Max poured money into the project and Barnes Engineering tried valiantly to make an affordable product. But the necessary electronics simply were not yet available. Rewardingly, the early product models we did make technically worked just beautifully. Tests by doctors and hospitals verified the technique of using an infrared thermometer to replace glass oral thermometers. The new ear thermometer was favorably reviewed in multiple studies. That made my father very proud.
However, the 17 year patent protection was quickly expiring and several other companies, large and small, stepped into the business, trying their hand at making an affordable ear thermometer. By then, the much needed miniature electronic components were finally available. The product was a success, just not built by Barnes Engineering. Now, infrared human body temperature measurement is what you see used everywhere.

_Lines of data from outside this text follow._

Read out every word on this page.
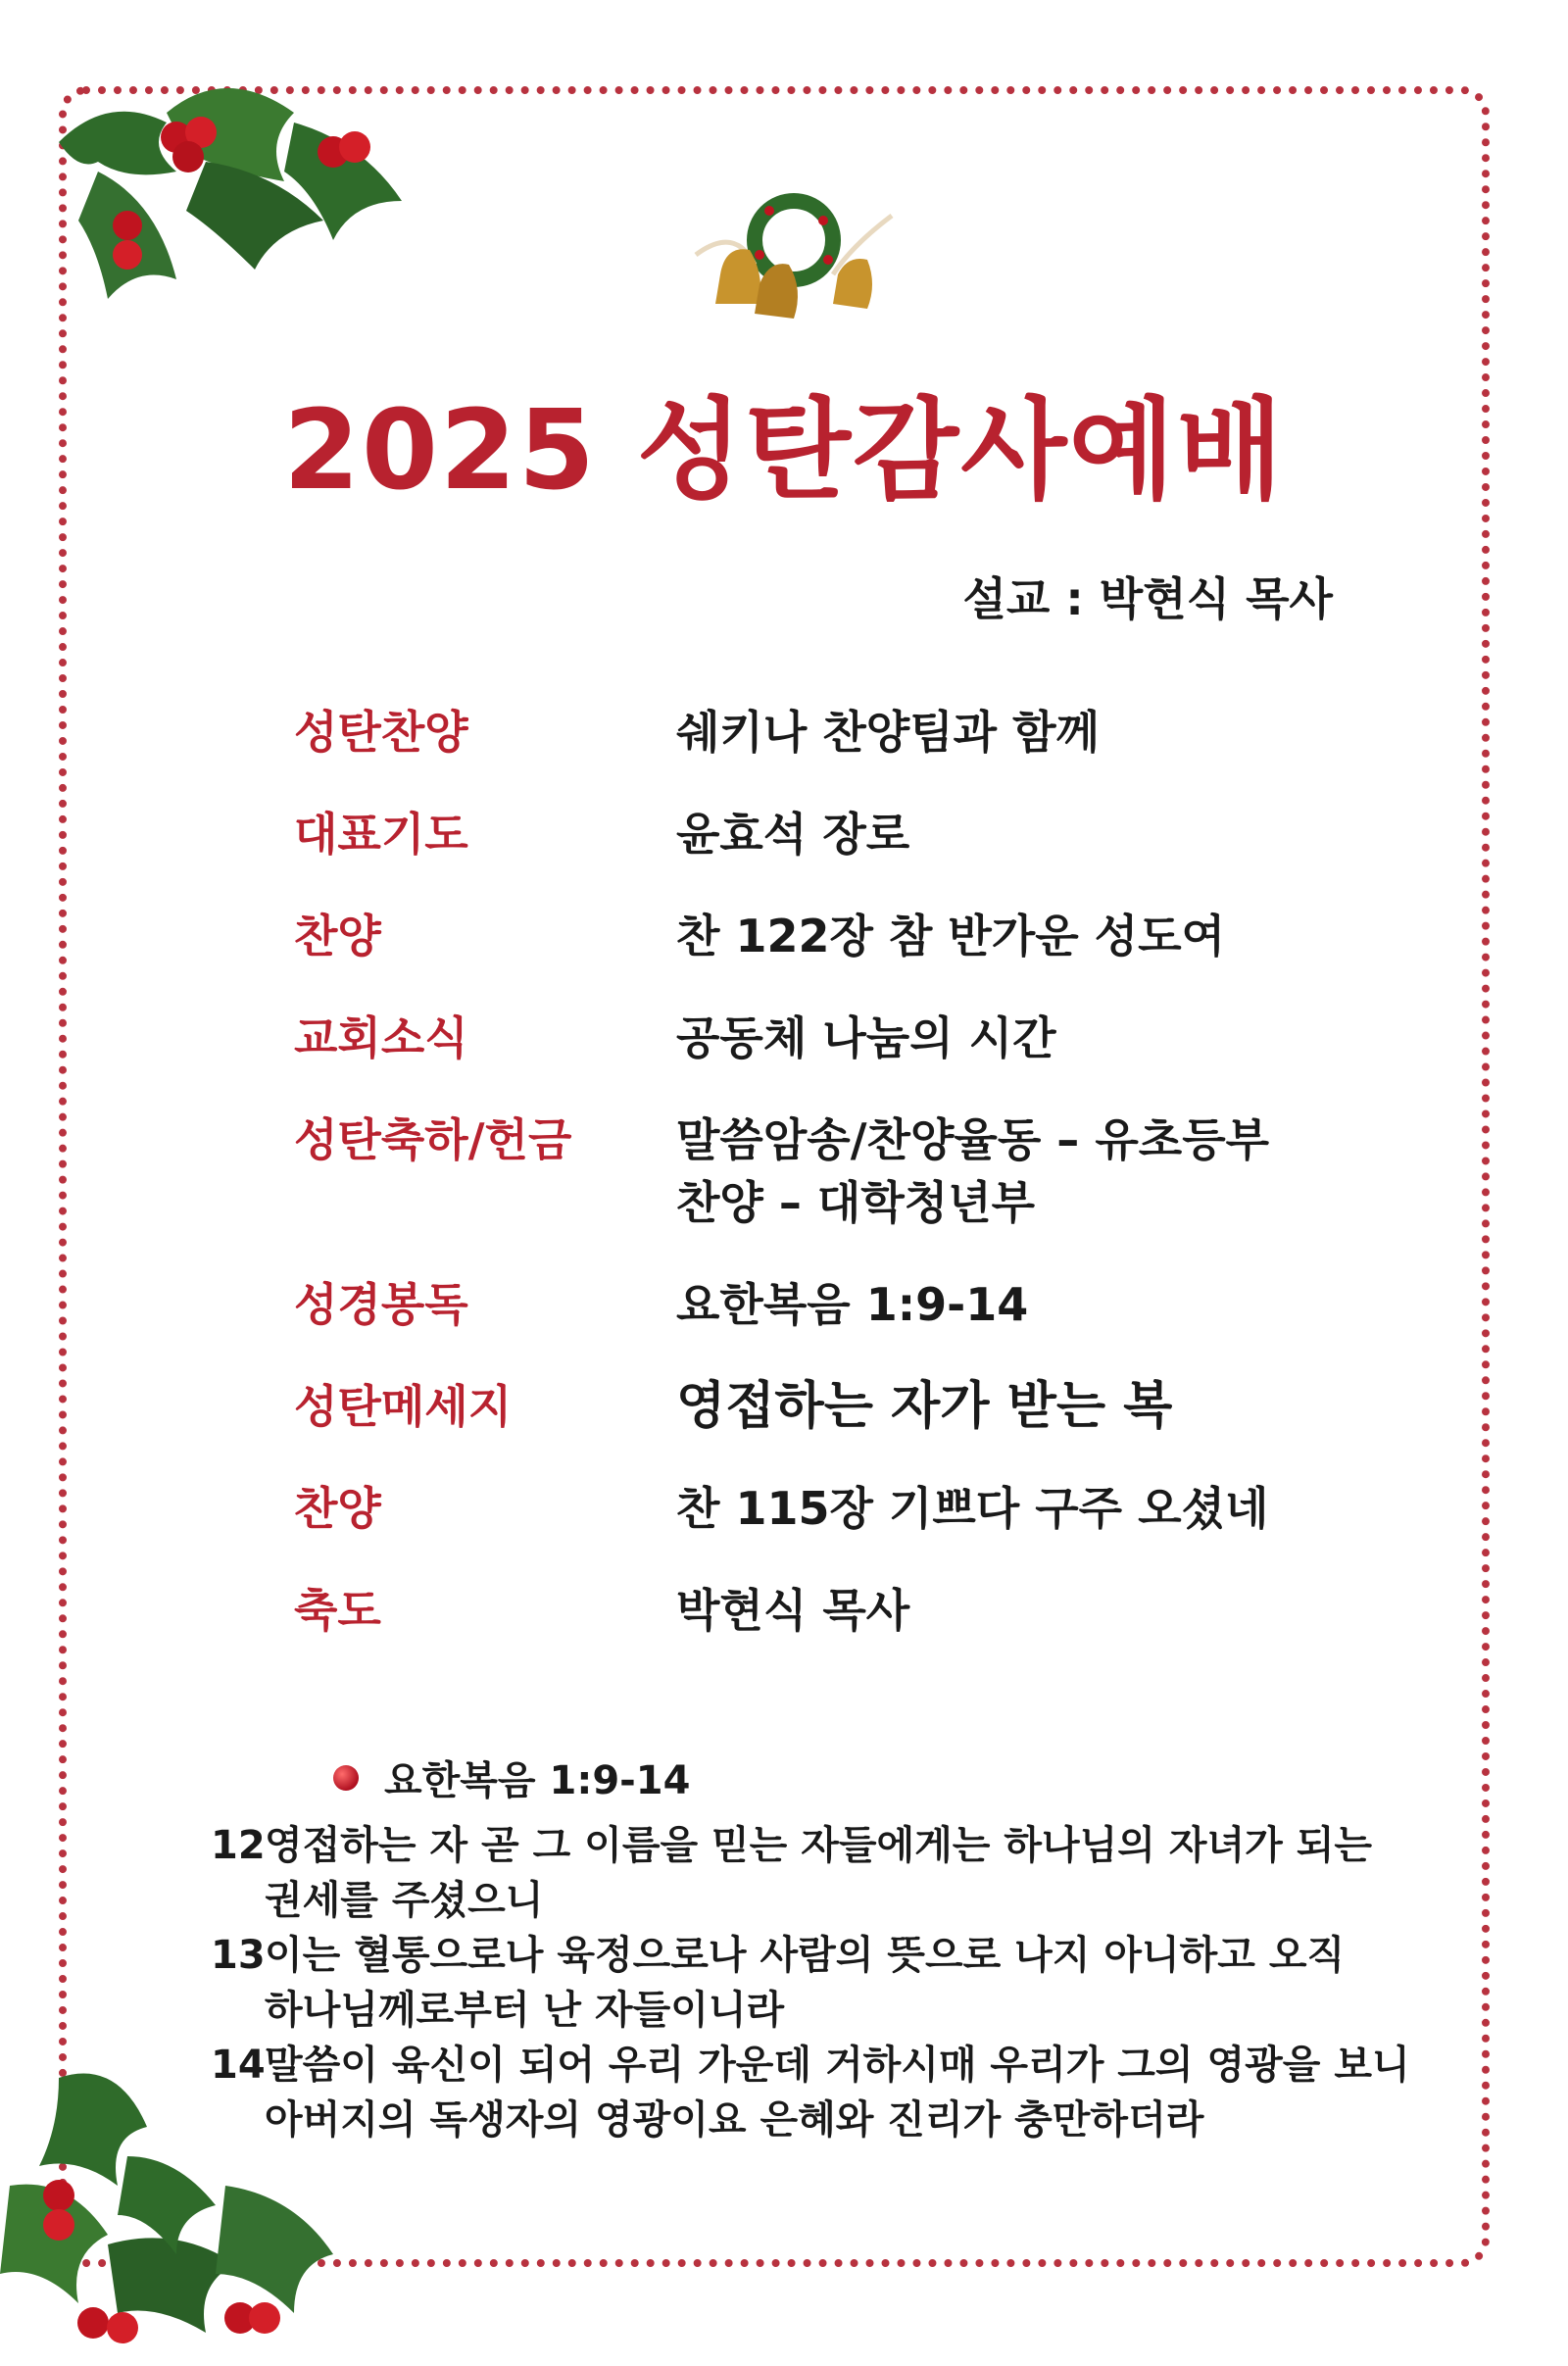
2025 성탄감사예배
설교 : 박현식 목사
성탄찬양	쉐키나 찬양팀과 함께
대표기도	윤효석 장로
찬양	찬 122장 참 반가운 성도여
교회소식	공동체 나눔의 시간
성탄축하/헌금	말씀암송/찬양율동 – 유초등부
찬양 – 대학청년부
성경봉독	요한복음 1:9-14
성탄메세지	영접하는 자가 받는 복
찬양	찬 115장 기쁘다 구주 오셨네
축도	박현식 목사
요한복음 1:9-14
12 영접하는 자 곧 그 이름을 믿는 자들에게는 하나님의 자녀가 되는
권세를 주셨으니
13 이는 혈통으로나 육정으로나 사람의 뜻으로 나지 아니하고 오직
하나님께로부터 난 자들이니라
14 말씀이 육신이 되어 우리 가운데 거하시매 우리가 그의 영광을 보니
아버지의 독생자의 영광이요 은혜와 진리가 충만하더라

Max would have been disappointed, however. In clinical tests with the newly developed infrared devices it was demonstrated that aiming at a person’s forehead was almost as good as sticking something directly into the ear. That procedure is now pretty much the standard approach. No disposable covers are required.
So … Max Twentier and Dr. Bowling Barnes didn’t get rich.
Sadly, years later, reported in ill health, Max parked his car on a desert highway and walked alone, at right angles to the road, out into the badlands, where he died of exposure. Memorably, we were told he had take-out orders of chicken gizzards with him at the end. I don ’t know if that’s true, but it might be.